Entretien avec Piotr Anderszewski : Un pianiste sur la route

Avec un double CD (Virgin Classics) et un film de Bruno Monsaingeon (Medici Arts) : Piotr Anderszewski fait l'actualité ce mois-ci.

Quel souvenir avez-vous aujourd’hui de ce récital donné à Carnegie Hall en 2008 et qui paraît aujourd’hui ?
Bon et mauvais. Le stress était énorme car c’était mon premier disque " live ". Il y avait ce soir-là la pression du disque, plus celle du concert, le tout dans une salle mythique. C’était éprouvant, mais j’en suis très satisfait. Pour moi, l’idée de faire un disque " live " est de capter un événement et non une interprétation " idéale ". La difficulté du métier de pianiste vient de l’adaptation aux choses. S’adapter à un piano, à une salle, à ses propres humeurs. Le public n’est pas censé savoir quel est votre état au moment du concert. Il ne sait pas qu’on a fait ses valises, qu’on a pris l’avion, qu’on doit aussi parfois gérer les décalages horaires, etc. Et pourtant mon métier est de faire rêver les gens. Même si plus on aime une chose, plus on souffre. Ne jouer que par plaisir ou juste pour soi serait être amateur. Je dis cela sans critique. Mais jouer pour les autres est un don de soi.
On retrouve dans ce récital l’Opus 110 de Beethoven que vous avez déjà enregistré. Votre vision a t-elle changé ?
L’interprétation, au fond, n’a pas changé. Je n’ai pas eu de révélation majeure par rapport à ce que je faisais il y a dix ans. Je pense que les choses ont juste mûri ; ça s’est arrondi. Mais vous savez, je joue de moins en moins Beethoven. Ça me fatigue. Ce n’est pas une critique, mais je suis peut-être trop vieux ! C’est une musique si abstraite, une musique d’idées. Mon rêve serait d’arriver sur scène et de jouer une des dernières sonates de Beethoven sans toucher le piano, mais cela n’est pas encore possible ! Traduire sa pensée avec le piano est quelque chose de très compliquée.
Et Bach ?
Je ne connais pas Bach. Je ne sais pas comment le jouer, je me débrouille. Je me suis renseigné sur les baroqueux et je fais ma propre cuisine avec cela. Il y a des musiques où l’on a compris la chose, sans vouloir être prétentieux : on sent qu’on a atteint quelque chose d’essentiel. Avec Bach, on est convaincu de quelque chose, mais ça pourrait aussi être le contraire. Il y a toutes sortes de possibilités : c’est ça qui est extraordinaire avec cette musique. Elle est éternelle, c’est une structure ouverte.
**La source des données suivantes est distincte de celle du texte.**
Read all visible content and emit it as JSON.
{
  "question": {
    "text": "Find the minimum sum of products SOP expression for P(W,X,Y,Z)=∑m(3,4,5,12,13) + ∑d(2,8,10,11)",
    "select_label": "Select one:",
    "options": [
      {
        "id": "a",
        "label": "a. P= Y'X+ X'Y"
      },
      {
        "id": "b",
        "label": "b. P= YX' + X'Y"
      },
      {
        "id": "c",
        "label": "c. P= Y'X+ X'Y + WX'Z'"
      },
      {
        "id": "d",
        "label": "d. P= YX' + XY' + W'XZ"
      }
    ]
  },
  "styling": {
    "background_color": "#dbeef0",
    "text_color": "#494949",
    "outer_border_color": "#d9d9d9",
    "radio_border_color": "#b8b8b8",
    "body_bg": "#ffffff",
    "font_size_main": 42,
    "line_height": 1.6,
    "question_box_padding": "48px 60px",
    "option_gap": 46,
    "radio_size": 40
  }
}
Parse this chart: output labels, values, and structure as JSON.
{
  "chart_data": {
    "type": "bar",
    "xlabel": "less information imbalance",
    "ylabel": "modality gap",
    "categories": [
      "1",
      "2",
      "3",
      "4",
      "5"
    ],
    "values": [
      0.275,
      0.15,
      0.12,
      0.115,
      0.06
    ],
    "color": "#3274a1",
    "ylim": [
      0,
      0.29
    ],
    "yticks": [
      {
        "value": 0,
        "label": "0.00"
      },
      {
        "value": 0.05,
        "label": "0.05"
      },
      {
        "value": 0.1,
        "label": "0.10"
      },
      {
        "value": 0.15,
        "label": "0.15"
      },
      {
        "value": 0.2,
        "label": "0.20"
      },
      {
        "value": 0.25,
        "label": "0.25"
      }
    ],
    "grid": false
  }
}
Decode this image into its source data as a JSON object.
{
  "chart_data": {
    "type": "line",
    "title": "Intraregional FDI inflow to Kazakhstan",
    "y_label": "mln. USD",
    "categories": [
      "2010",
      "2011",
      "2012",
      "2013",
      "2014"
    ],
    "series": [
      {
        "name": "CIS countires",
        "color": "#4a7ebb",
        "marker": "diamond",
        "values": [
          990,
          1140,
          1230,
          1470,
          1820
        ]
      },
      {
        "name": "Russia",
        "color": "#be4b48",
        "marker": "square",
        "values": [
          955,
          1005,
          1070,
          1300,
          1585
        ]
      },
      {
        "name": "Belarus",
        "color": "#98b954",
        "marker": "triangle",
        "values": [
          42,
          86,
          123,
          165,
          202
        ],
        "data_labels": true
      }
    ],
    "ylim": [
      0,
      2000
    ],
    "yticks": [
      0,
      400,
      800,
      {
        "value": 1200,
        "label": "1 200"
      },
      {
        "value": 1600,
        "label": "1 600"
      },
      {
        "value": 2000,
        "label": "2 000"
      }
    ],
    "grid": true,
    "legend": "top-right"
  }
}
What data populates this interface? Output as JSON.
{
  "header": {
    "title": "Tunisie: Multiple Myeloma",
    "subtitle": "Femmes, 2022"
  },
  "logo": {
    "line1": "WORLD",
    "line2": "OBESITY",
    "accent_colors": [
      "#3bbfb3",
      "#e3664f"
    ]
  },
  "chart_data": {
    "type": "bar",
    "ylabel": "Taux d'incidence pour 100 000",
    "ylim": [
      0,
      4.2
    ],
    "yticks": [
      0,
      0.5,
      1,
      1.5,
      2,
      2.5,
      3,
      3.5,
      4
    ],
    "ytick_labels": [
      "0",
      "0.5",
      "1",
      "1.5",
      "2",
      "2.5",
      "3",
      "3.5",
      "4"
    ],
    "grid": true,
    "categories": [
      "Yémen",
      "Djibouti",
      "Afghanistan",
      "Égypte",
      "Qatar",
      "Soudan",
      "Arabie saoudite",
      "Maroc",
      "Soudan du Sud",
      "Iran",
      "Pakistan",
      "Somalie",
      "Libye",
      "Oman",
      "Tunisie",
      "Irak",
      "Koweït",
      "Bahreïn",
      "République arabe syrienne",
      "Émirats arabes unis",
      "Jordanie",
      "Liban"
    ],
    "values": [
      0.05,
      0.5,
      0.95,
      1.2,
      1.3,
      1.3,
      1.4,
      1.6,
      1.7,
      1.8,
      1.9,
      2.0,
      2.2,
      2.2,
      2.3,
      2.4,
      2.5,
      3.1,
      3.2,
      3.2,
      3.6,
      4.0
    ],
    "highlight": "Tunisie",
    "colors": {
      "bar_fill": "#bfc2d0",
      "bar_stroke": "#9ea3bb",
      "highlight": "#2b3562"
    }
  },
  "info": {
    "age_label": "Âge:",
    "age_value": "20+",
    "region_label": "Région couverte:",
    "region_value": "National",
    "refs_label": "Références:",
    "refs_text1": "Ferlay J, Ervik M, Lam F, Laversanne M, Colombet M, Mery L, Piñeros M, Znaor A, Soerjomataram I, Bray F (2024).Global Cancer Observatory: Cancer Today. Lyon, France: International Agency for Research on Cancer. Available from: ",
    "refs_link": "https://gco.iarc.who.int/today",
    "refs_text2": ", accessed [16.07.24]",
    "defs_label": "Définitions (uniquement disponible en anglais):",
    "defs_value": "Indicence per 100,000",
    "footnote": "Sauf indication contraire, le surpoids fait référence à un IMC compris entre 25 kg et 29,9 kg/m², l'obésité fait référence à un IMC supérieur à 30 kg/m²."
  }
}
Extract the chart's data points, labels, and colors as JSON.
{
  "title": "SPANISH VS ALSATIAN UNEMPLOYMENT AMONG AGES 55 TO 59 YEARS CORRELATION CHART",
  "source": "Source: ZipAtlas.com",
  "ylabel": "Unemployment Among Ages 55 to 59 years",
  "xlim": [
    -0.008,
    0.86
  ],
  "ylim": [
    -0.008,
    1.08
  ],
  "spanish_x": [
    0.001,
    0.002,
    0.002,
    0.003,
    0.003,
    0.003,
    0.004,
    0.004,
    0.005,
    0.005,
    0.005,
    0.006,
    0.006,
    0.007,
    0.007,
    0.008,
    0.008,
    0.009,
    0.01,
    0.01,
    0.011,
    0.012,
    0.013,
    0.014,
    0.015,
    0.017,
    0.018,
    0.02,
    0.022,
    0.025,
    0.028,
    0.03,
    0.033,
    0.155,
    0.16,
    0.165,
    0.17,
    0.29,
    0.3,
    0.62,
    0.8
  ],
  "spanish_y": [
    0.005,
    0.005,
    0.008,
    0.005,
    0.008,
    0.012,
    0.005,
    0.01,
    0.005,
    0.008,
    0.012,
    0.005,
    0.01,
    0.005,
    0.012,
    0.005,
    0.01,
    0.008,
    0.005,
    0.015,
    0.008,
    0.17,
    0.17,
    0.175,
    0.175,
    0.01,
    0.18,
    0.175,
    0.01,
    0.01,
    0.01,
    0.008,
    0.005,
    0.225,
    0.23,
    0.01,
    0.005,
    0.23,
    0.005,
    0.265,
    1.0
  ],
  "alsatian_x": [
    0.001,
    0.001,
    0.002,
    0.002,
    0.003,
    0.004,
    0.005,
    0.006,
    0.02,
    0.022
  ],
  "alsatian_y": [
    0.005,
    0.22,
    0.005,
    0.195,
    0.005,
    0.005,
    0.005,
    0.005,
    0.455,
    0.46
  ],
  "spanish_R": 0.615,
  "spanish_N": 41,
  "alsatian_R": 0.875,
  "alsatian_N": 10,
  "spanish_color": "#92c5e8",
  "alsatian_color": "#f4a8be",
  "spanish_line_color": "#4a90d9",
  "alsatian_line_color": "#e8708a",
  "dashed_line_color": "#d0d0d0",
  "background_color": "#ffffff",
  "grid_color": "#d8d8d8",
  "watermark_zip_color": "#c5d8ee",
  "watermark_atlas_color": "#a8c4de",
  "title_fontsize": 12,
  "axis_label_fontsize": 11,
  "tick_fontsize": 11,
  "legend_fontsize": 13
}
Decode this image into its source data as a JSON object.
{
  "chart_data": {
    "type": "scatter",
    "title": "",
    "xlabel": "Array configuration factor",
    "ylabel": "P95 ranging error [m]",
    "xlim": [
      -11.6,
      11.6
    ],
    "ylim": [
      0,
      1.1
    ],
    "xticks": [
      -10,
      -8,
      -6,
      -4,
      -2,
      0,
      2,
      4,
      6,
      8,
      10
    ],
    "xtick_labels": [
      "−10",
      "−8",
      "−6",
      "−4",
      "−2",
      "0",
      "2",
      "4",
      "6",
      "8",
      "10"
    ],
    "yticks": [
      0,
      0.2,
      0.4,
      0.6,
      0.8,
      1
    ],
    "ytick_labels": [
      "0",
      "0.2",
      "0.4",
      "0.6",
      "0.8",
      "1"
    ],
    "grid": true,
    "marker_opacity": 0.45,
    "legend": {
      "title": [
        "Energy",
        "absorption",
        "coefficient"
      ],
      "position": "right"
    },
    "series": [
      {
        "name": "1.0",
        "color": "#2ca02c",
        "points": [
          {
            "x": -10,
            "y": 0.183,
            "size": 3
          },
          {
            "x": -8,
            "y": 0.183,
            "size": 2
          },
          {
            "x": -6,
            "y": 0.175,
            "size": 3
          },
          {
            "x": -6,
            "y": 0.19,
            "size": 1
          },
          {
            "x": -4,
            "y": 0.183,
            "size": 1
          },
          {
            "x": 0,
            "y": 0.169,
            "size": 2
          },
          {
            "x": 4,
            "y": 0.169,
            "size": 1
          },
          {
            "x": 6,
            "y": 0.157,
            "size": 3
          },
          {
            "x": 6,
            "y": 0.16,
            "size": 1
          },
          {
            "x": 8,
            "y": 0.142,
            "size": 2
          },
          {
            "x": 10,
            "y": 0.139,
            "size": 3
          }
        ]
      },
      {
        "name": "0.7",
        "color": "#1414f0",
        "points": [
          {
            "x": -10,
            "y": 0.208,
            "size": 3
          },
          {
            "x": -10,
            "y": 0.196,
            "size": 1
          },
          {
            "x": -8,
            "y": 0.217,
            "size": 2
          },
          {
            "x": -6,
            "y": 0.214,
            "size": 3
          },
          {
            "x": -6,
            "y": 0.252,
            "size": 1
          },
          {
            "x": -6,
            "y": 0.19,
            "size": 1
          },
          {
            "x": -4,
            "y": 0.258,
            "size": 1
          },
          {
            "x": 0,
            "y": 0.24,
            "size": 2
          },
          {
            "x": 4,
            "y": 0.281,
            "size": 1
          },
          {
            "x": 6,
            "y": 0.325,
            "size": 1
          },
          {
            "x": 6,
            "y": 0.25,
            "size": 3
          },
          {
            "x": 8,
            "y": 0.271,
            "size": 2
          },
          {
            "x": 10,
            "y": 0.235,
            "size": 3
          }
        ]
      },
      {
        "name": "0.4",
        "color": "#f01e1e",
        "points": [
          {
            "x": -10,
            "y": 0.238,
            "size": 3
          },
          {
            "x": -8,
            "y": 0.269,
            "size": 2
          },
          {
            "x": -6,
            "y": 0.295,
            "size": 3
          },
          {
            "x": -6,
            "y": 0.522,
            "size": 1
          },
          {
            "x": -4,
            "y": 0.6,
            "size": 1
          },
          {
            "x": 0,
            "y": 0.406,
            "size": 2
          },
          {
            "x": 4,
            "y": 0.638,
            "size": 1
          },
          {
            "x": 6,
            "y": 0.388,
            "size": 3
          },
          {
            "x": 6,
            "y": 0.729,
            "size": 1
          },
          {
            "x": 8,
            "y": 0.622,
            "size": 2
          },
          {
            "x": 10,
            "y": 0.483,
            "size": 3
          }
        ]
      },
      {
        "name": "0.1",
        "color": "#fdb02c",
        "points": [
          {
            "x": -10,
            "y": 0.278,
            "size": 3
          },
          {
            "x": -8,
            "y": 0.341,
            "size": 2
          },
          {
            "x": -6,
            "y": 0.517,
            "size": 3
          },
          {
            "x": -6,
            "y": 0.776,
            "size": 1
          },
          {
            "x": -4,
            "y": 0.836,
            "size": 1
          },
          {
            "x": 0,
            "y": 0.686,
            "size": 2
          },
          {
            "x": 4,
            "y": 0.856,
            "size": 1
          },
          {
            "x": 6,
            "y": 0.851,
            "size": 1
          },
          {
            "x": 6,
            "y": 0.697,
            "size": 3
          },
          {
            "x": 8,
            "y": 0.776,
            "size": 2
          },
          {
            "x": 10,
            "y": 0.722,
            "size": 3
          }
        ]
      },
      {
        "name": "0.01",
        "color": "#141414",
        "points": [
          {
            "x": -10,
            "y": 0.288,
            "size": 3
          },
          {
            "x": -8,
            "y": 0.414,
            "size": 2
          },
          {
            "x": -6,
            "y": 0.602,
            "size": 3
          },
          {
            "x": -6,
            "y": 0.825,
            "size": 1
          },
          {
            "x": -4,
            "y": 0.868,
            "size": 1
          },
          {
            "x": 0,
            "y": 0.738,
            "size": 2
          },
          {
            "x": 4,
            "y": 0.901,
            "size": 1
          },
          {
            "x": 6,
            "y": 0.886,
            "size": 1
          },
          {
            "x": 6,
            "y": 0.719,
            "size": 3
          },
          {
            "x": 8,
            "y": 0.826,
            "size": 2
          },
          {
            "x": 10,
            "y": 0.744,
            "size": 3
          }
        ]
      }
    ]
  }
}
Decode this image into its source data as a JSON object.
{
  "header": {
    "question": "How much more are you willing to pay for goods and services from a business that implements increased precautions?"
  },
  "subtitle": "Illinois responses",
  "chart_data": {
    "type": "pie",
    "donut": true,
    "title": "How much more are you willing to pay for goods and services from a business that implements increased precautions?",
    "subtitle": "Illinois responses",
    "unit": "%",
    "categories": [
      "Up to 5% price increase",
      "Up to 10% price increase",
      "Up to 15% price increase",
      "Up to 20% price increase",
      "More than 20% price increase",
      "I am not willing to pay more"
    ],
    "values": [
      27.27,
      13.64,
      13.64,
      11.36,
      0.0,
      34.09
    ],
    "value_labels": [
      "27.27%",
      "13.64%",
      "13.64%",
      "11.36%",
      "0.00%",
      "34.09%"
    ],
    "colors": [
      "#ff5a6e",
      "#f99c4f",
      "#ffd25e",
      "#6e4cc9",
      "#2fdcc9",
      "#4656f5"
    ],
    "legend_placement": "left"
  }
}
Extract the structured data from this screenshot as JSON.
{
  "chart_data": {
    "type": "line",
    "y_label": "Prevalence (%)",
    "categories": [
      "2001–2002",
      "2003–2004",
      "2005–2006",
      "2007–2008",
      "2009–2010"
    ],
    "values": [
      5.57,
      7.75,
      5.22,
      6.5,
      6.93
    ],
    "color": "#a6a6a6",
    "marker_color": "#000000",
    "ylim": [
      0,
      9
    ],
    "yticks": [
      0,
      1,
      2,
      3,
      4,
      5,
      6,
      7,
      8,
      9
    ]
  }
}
Comment choisissez-vous les œuvres que vous allez jouer ?
C’est difficile. Mon répertoire n’est pas grand, je ne joue que des œuvres où je peux, en temps qu’interprète, apporter quelque chose de nouveau. Sans vouloir être novateur, mais plutôt en étant moi-même. Trouver ce qui vous touche au plus profond dans cette œuvre, c’est unique. Je veux en ce moment enregistrer Schumann.
On attend un deuxième film sur vous par Bruno Monsaingeon. Pouvez-vous nous en parlez ?
Le film est un autre mode d’expression, c’est une exigence. Celui-ci est une forme de "road-movie", ça se passe dans un train, car j’avais fait une série de concerts en Pologne et en Hongrie en louant un wagon. On y avait installé un piano et Bruno Monsaingeon a filmé mes méditations, pensées ou paradoxes avec amour. C’est un réalisateur qui adore la musique et ses musiciens. Il ne fait que les choses par amour.